Getting as hot as the Mideast in August, you decided to lie low for awhile. The cops could only run the Loop and Rondale Road unproductively so many times until they would let their guard down, you thought. You knew that at this point you should stop and relish the memories, retire, so to speak, and be thankful not to have been caught, but you conceded that it had become a need you couldn't control. The days and nights of sitting at home, watching Rondale Road or driving unarmed around town, took on a wistfulness for that high excitement; and yes, you had loved the media. Your purpose had not been to terrorize the public, just the motorists with the bad plates and bad purposes, and you felt the public might understand and maybe empathize if you were arrested and explained.

You waited for a whole month to go out again. There were still a lot of evil drivers who deserved to be terrified, so you loaded your AR-15 a little before five and began cruising the Loop. You passed two city policemen who didn't react to your red pickup, possibly because you had used the black one more, and no cops were in sight when you came up behind a terrible one, an old brown Lincoln with a plate saying "HLL-6066." You did not want to hit the man and didn't. After all, he might have borrowed it. But you pulled onto the shoulder to give yourself a propitious field of fire and riddled the lower trunk. The gasoline tank exploded, and the driver stopped it and got out, running onto the access road, you saw, looking in your rearview mirror. That one alarmed you, so you got off on the nearest exit and headed downtown. You had always rushed for home before and put your pickup away, but now you had to get off the street any way you could. You stopped outside the Glad to See You Cafe, rolled the windows up, put the rifle on the floorboard under some newspapers and locked the doors. You decided to have something to eat and had just been brought your ribeye steak and baked potato when you noticed all the customers leaving. Two men in suits were speaking quietly to them, and they were leaving with their food and drinks still on the tables. You had understood that you were caught before the men pulled pistols in front of and behind you and said to put your hands up. You had always intended to submit if confronted and did so.

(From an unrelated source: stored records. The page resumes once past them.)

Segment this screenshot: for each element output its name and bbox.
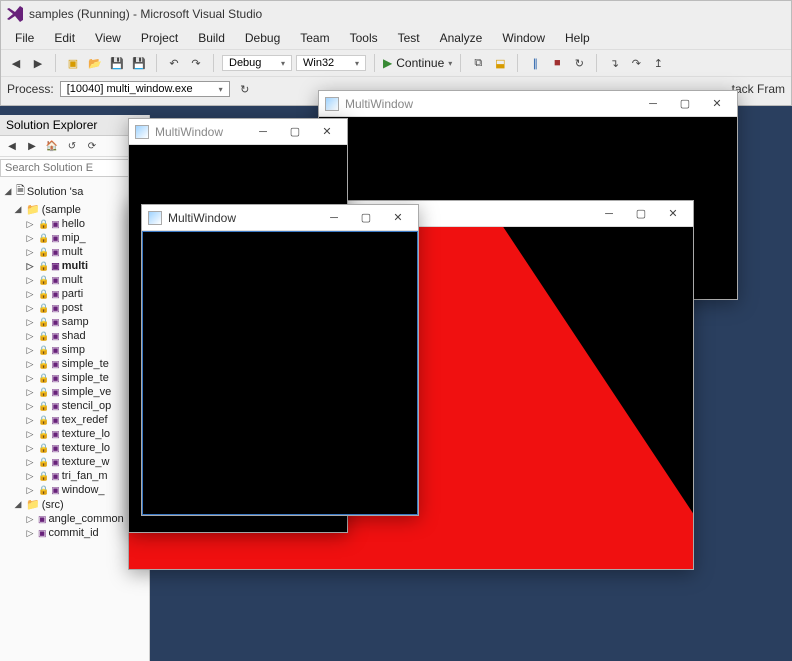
menu-edit[interactable]: Edit	[46, 29, 83, 47]
app-icon	[325, 97, 339, 111]
step-into-button[interactable]: ↴	[605, 54, 623, 72]
menu-window[interactable]: Window	[494, 29, 553, 47]
menu-analyze[interactable]: Analyze	[432, 29, 491, 47]
app-icon	[135, 125, 149, 139]
nav-back-button[interactable]: ◀	[7, 54, 25, 72]
nav-forward-button[interactable]: ▶	[29, 54, 47, 72]
new-project-button[interactable]: ▣	[64, 54, 82, 72]
maximize-button[interactable]: ▢	[352, 208, 380, 228]
menu-file[interactable]: File	[7, 29, 42, 47]
toolbar-sep	[213, 54, 214, 72]
toolbar-sep	[596, 54, 597, 72]
maximize-button[interactable]: ▢	[627, 204, 655, 224]
menu-debug[interactable]: Debug	[237, 29, 288, 47]
main-toolbar: ◀ ▶ ▣ 📂 💾 💾 ↶ ↷ Debug▾ Win32▾ ▶Continue▾…	[1, 49, 791, 77]
solution-root[interactable]: ◢🗎Solution 'sa	[2, 181, 147, 202]
menu-test[interactable]: Test	[390, 29, 428, 47]
restart-button[interactable]: ↻	[570, 54, 588, 72]
save-all-button[interactable]: 💾	[130, 54, 148, 72]
app-icon	[148, 211, 162, 225]
render-canvas	[142, 231, 418, 515]
se-home-button[interactable]: 🏠	[44, 138, 60, 154]
minimize-button[interactable]: ─	[320, 208, 348, 228]
close-button[interactable]: ✕	[384, 208, 412, 228]
toolbar-sep	[460, 54, 461, 72]
se-forward-button[interactable]: ▶	[24, 138, 40, 154]
redo-button[interactable]: ↷	[187, 54, 205, 72]
solution-search-input[interactable]	[0, 159, 149, 177]
play-icon: ▶	[383, 56, 392, 70]
undo-button[interactable]: ↶	[165, 54, 183, 72]
stackframe-label: tack Fram	[732, 82, 785, 96]
solution-tree: ◢🗎Solution 'sa ◢📁(sample ▷🔒▣hello▷🔒▣mip_…	[0, 179, 149, 542]
menu-view[interactable]: View	[87, 29, 129, 47]
window-title: MultiWindow	[155, 125, 249, 139]
window-title: MultiWindow	[345, 97, 639, 111]
project-node[interactable]: ◢📁(sample	[12, 202, 147, 217]
menu-bar: File Edit View Project Build Debug Team …	[1, 27, 791, 49]
window-titlebar[interactable]: MultiWindow ─ ▢ ✕	[142, 205, 418, 231]
platform-dropdown[interactable]: Win32▾	[296, 55, 366, 71]
step-out-button[interactable]: ↥	[649, 54, 667, 72]
window-title: samples (Running) - Microsoft Visual Stu…	[29, 7, 785, 21]
menu-build[interactable]: Build	[190, 29, 233, 47]
toolbar-misc2[interactable]: ⬓	[491, 54, 509, 72]
window-title: MultiWindow	[168, 211, 320, 225]
menu-help[interactable]: Help	[557, 29, 598, 47]
window-titlebar[interactable]: MultiWindow ─ ▢ ✕	[319, 91, 737, 117]
solution-explorer-title: Solution Explorer	[0, 115, 149, 136]
src-folder[interactable]: ◢📁(src)	[12, 497, 147, 512]
minimize-button[interactable]: ─	[595, 204, 623, 224]
process-dropdown[interactable]: [10040] multi_window.exe▾	[60, 81, 230, 97]
maximize-button[interactable]: ▢	[281, 122, 309, 142]
stop-debug-button[interactable]: ■	[548, 54, 566, 72]
vs-titlebar: samples (Running) - Microsoft Visual Stu…	[1, 1, 791, 27]
toolbar-sep	[156, 54, 157, 72]
continue-button[interactable]: ▶Continue▾	[383, 56, 452, 70]
multiwindow-window-active[interactable]: MultiWindow ─ ▢ ✕	[141, 204, 419, 516]
menu-tools[interactable]: Tools	[342, 29, 386, 47]
se-back-button[interactable]: ◀	[4, 138, 20, 154]
config-dropdown[interactable]: Debug▾	[222, 55, 292, 71]
toolbar-sep	[374, 54, 375, 72]
process-label: Process:	[7, 82, 54, 96]
toolbar-misc1[interactable]: ⧉	[469, 54, 487, 72]
toolbar-sep	[55, 54, 56, 72]
close-button[interactable]: ✕	[703, 94, 731, 114]
window-titlebar[interactable]: MultiWindow ─ ▢ ✕	[129, 119, 347, 145]
save-button[interactable]: 💾	[108, 54, 126, 72]
close-button[interactable]: ✕	[313, 122, 341, 142]
open-file-button[interactable]: 📂	[86, 54, 104, 72]
solution-explorer-toolbar: ◀ ▶ 🏠 ↺ ⟳	[0, 136, 149, 157]
maximize-button[interactable]: ▢	[671, 94, 699, 114]
toolbar-sep	[517, 54, 518, 72]
close-button[interactable]: ✕	[659, 204, 687, 224]
menu-team[interactable]: Team	[292, 29, 337, 47]
minimize-button[interactable]: ─	[249, 122, 277, 142]
visual-studio-logo-icon	[7, 6, 23, 22]
process-refresh-button[interactable]: ↻	[236, 80, 254, 98]
menu-project[interactable]: Project	[133, 29, 186, 47]
se-refresh-button[interactable]: ⟳	[84, 138, 100, 154]
minimize-button[interactable]: ─	[639, 94, 667, 114]
se-sync-button[interactable]: ↺	[64, 138, 80, 154]
step-over-button[interactable]: ↷	[627, 54, 645, 72]
break-all-button[interactable]: ∥	[526, 54, 544, 72]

You have hired an attorney who says he can get you committed to a state hospital. He says you may never be released, but it will still be preferable to prison. You don't disagree. You recognize that your behavior was unacceptable. Your purpose was valid at the outset, but after awhile it became an addiction. "HLL-6066" was an hallucination, you learn.

Texton had a homegrown rock and roll star in the 1950's, Teddy Martin, who called his band "The Songbirds." He was a lovable guy whose big hit was an anthem of teenage love, "Hold Hands." Adding to his mystique, he died in a car wreck at the height of his renown. You have the same name, and your lawyer refers to you by your given name with an intonation aimed at eliciting compassion or pity. He explains the good-bad license plate thing in such a way as to suggest you are bananas. You understand, but you wish he would explain it more comprehensively, which you hope to get a chance to at your committal. Before in Texton, there was one well-known "Teddy." Now there are two, the good one and the bad. You are the bad Teddy.